In Uncategorized on 03/29/2013 at 01:29

No, not the 2007 Celine Dion album, but rather a lesson to Stanley Cohen, in 2013 T. C. Memo. 86, filed 3/28/12, taught by Judge Halpern.

Stanley was an investor (or maybe an investment; see 2013 T. C. Memo. 86, at p. 7) in a deal called Park Leasing Assoc., P’ship, whose career came to an end in 2006. But Park Leasing’s story goes back to the 1980s, so Stanley owes about $75K in tax, and a whopping $598K in accumulated interest. See my blogpost “Bang – A Warning to Tax Matters Partners (and their advisors)”, 1/5/11.

Stanley claimed the other investors got a better deal than he was offered. He raised that at an equivalent hearing (not a CDP for the tax levy he got, because Stanley sent in his request too late), and his attorney presented evidence of disparate treatment, but Appeals didn’t buy it.

Stanley tried a petition to Tax Court, but that got dismissed for want of jurisdiction.

Now someone at IRS decided to hand Stanley a NFTL, as apparently the levy didn’t get the appropriate quantities of Stanley’s hide. Stanley files the 12153, asks for a CDP and reiterates the “unequal treatment” argument.

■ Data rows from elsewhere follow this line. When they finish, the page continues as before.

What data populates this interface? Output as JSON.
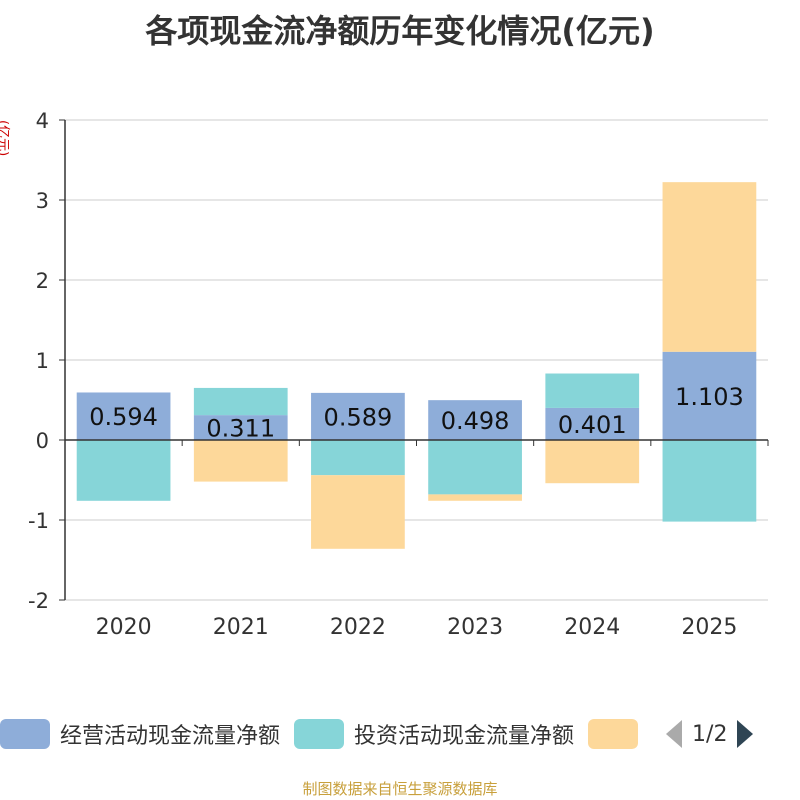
{
  "chart_data": {
    "type": "bar",
    "stacked": true,
    "title": "各项现金流净额历年变化情况(亿元)",
    "ylabel": "(亿元)",
    "categories": [
      "2020",
      "2021",
      "2022",
      "2023",
      "2024",
      "2025"
    ],
    "ylim": [
      -2,
      4
    ],
    "yticks": [
      -2,
      -1,
      0,
      1,
      2,
      3,
      4
    ],
    "grid": true,
    "series": [
      {
        "name": "经营活动现金流量净额",
        "color": "#8eadd9",
        "values": [
          0.594,
          0.311,
          0.589,
          0.498,
          0.401,
          1.103
        ],
        "labels": [
          "0.594",
          "0.311",
          "0.589",
          "0.498",
          "0.401",
          "1.103"
        ]
      },
      {
        "name": "投资活动现金流量净额",
        "color": "#86d5d8",
        "values": [
          -0.76,
          0.34,
          -0.44,
          -0.68,
          0.43,
          -1.02
        ]
      },
      {
        "name": "",
        "color": "#fdd89a",
        "values": [
          0,
          -0.52,
          -0.92,
          -0.08,
          -0.54,
          2.12
        ]
      }
    ],
    "legend_position": "bottom",
    "pager": "1/2"
  },
  "source": "制图数据来自恒生聚源数据库"
}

The SO says no, you had a chance to contest the underlying liability. Stanley says, “no, I was contesting that you denied my settlement offer, which was to settle on the same terms as the other investors.”

Judge Halpern: “[SO]’s conclusion that petitioner was attempting to raise a challenge to the amount of his underlying tax liability is understandable since, on the lien hearing request form, petitioner did not identify an offer-in-compromise or other collection alternative as his reason for disagreeing with the lien notice. He claimed only that he had not been treated the same as other partners who were offered settlements. How [SO] pigeonholed the claim, however, is unimportant. To the extent petitioner was raising a liability challenge, [SO] was correct in concluding that section 6330(c)(2)(B) precluded him from doing so, since he had the opportunity to dispute his liability in response to the levy notice. To the extent he was asking to settle his liability or to compromise the interest assessments, those were the identical issues petitioner had raised during the levy hearing, and the question is one of whether sections 6320(c) and 6330(c)(4) precluded him from again raising them during the lien hearing.” 2013 T. C. Memo. 86, at pp. 13-14.

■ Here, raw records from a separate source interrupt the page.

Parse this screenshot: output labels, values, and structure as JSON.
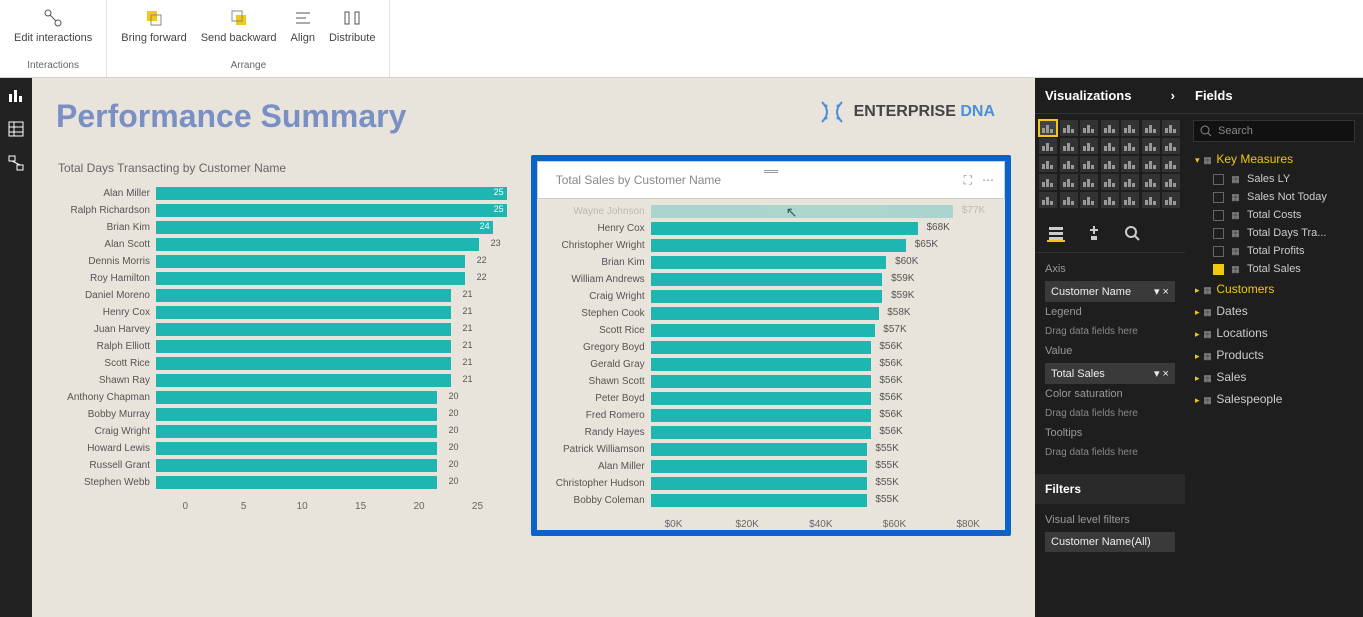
{
  "ribbon": {
    "groups": [
      {
        "name": "Interactions",
        "buttons": [
          {
            "label": "Edit interactions",
            "icon": "interactions"
          }
        ]
      },
      {
        "name": "Arrange",
        "buttons": [
          {
            "label": "Bring forward",
            "icon": "front",
            "drop": true
          },
          {
            "label": "Send backward",
            "icon": "back",
            "drop": true
          },
          {
            "label": "Align",
            "icon": "align",
            "drop": true
          },
          {
            "label": "Distribute",
            "icon": "distribute",
            "drop": true
          }
        ]
      }
    ]
  },
  "page": {
    "title": "Performance Summary",
    "logo_brand": "ENTERPRISE",
    "logo_dna": "DNA"
  },
  "chart1": {
    "title": "Total Days Transacting by Customer Name",
    "max": 25,
    "color": "#1fb5b0",
    "xticks": [
      "0",
      "5",
      "10",
      "15",
      "20",
      "25"
    ],
    "rows": [
      {
        "name": "Alan Miller",
        "v": 25,
        "inside": true
      },
      {
        "name": "Ralph Richardson",
        "v": 25,
        "inside": true
      },
      {
        "name": "Brian Kim",
        "v": 24,
        "inside": true
      },
      {
        "name": "Alan Scott",
        "v": 23
      },
      {
        "name": "Dennis Morris",
        "v": 22
      },
      {
        "name": "Roy Hamilton",
        "v": 22
      },
      {
        "name": "Daniel Moreno",
        "v": 21
      },
      {
        "name": "Henry Cox",
        "v": 21
      },
      {
        "name": "Juan Harvey",
        "v": 21
      },
      {
        "name": "Ralph Elliott",
        "v": 21
      },
      {
        "name": "Scott Rice",
        "v": 21
      },
      {
        "name": "Shawn Ray",
        "v": 21
      },
      {
        "name": "Anthony Chapman",
        "v": 20
      },
      {
        "name": "Bobby Murray",
        "v": 20
      },
      {
        "name": "Craig Wright",
        "v": 20
      },
      {
        "name": "Howard Lewis",
        "v": 20
      },
      {
        "name": "Russell Grant",
        "v": 20
      },
      {
        "name": "Stephen Webb",
        "v": 20
      }
    ]
  },
  "chart2": {
    "title": "Total Sales by Customer Name",
    "max": 80,
    "color": "#1fb5b0",
    "xticks": [
      "$0K",
      "$20K",
      "$40K",
      "$60K",
      "$80K"
    ],
    "rows": [
      {
        "name": "Wayne Johnson",
        "v": 77,
        "label": "$77K",
        "hid": true
      },
      {
        "name": "Henry Cox",
        "v": 68,
        "label": "$68K"
      },
      {
        "name": "Christopher Wright",
        "v": 65,
        "label": "$65K"
      },
      {
        "name": "Brian Kim",
        "v": 60,
        "label": "$60K"
      },
      {
        "name": "William Andrews",
        "v": 59,
        "label": "$59K"
      },
      {
        "name": "Craig Wright",
        "v": 59,
        "label": "$59K"
      },
      {
        "name": "Stephen Cook",
        "v": 58,
        "label": "$58K"
      },
      {
        "name": "Scott Rice",
        "v": 57,
        "label": "$57K"
      },
      {
        "name": "Gregory Boyd",
        "v": 56,
        "label": "$56K"
      },
      {
        "name": "Gerald Gray",
        "v": 56,
        "label": "$56K"
      },
      {
        "name": "Shawn Scott",
        "v": 56,
        "label": "$56K"
      },
      {
        "name": "Peter Boyd",
        "v": 56,
        "label": "$56K"
      },
      {
        "name": "Fred Romero",
        "v": 56,
        "label": "$56K"
      },
      {
        "name": "Randy Hayes",
        "v": 56,
        "label": "$56K"
      },
      {
        "name": "Patrick Williamson",
        "v": 55,
        "label": "$55K"
      },
      {
        "name": "Alan Miller",
        "v": 55,
        "label": "$55K"
      },
      {
        "name": "Christopher Hudson",
        "v": 55,
        "label": "$55K"
      },
      {
        "name": "Bobby Coleman",
        "v": 55,
        "label": "$55K"
      }
    ]
  },
  "viz": {
    "title": "Visualizations",
    "axis_label": "Axis",
    "axis_field": "Customer Name",
    "legend_label": "Legend",
    "legend_empty": "Drag data fields here",
    "value_label": "Value",
    "value_field": "Total Sales",
    "sat_label": "Color saturation",
    "sat_empty": "Drag data fields here",
    "tooltip_label": "Tooltips",
    "tooltip_empty": "Drag data fields here",
    "filters_title": "Filters",
    "vlf_label": "Visual level filters",
    "vlf_field": "Customer Name(All)"
  },
  "fields": {
    "title": "Fields",
    "search": "Search",
    "tables": [
      {
        "name": "Key Measures",
        "expanded": true,
        "highlight": true,
        "items": [
          {
            "name": "Sales LY",
            "checked": false
          },
          {
            "name": "Sales Not Today",
            "checked": false
          },
          {
            "name": "Total Costs",
            "checked": false
          },
          {
            "name": "Total Days Tra...",
            "checked": false
          },
          {
            "name": "Total Profits",
            "checked": false
          },
          {
            "name": "Total Sales",
            "checked": true
          }
        ]
      },
      {
        "name": "Customers",
        "expanded": false,
        "highlight": true
      },
      {
        "name": "Dates",
        "expanded": false
      },
      {
        "name": "Locations",
        "expanded": false
      },
      {
        "name": "Products",
        "expanded": false
      },
      {
        "name": "Sales",
        "expanded": false
      },
      {
        "name": "Salespeople",
        "expanded": false
      }
    ]
  }
}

And Judge Halpern’s answer to question no. 2 hereinabove is yes, it does.

Judge Halpern: “We have held, however, that an equivalent hearing is ‘indisputably an ‘administrative * * * proceeding’ within the meaning of section 6330(c)(4)’ (and, by inference, section 301.6320-1(e)(1), Proced. & Admin. Regs.). See West v. Commissioner, T.C. Memo. 2010-250, 2010 WL 4780323, at *4. Thus, the levy hearing was at least an administrative proceeding within the meaning of section 301.6320-1(e)(1), Proced. & Admin. Regs., and there is no doubt that petitioner claimed at the levy hearing that he had not been treated the same as other partners who were offered settlements.” 2013 T. C. Memo. 86, at pp. 13-14.

And Stanley and his attorney fully aired Stanley’s objections and introduced evidence. They materially participated, and having taken their chance, are precluded from  raising that issue again.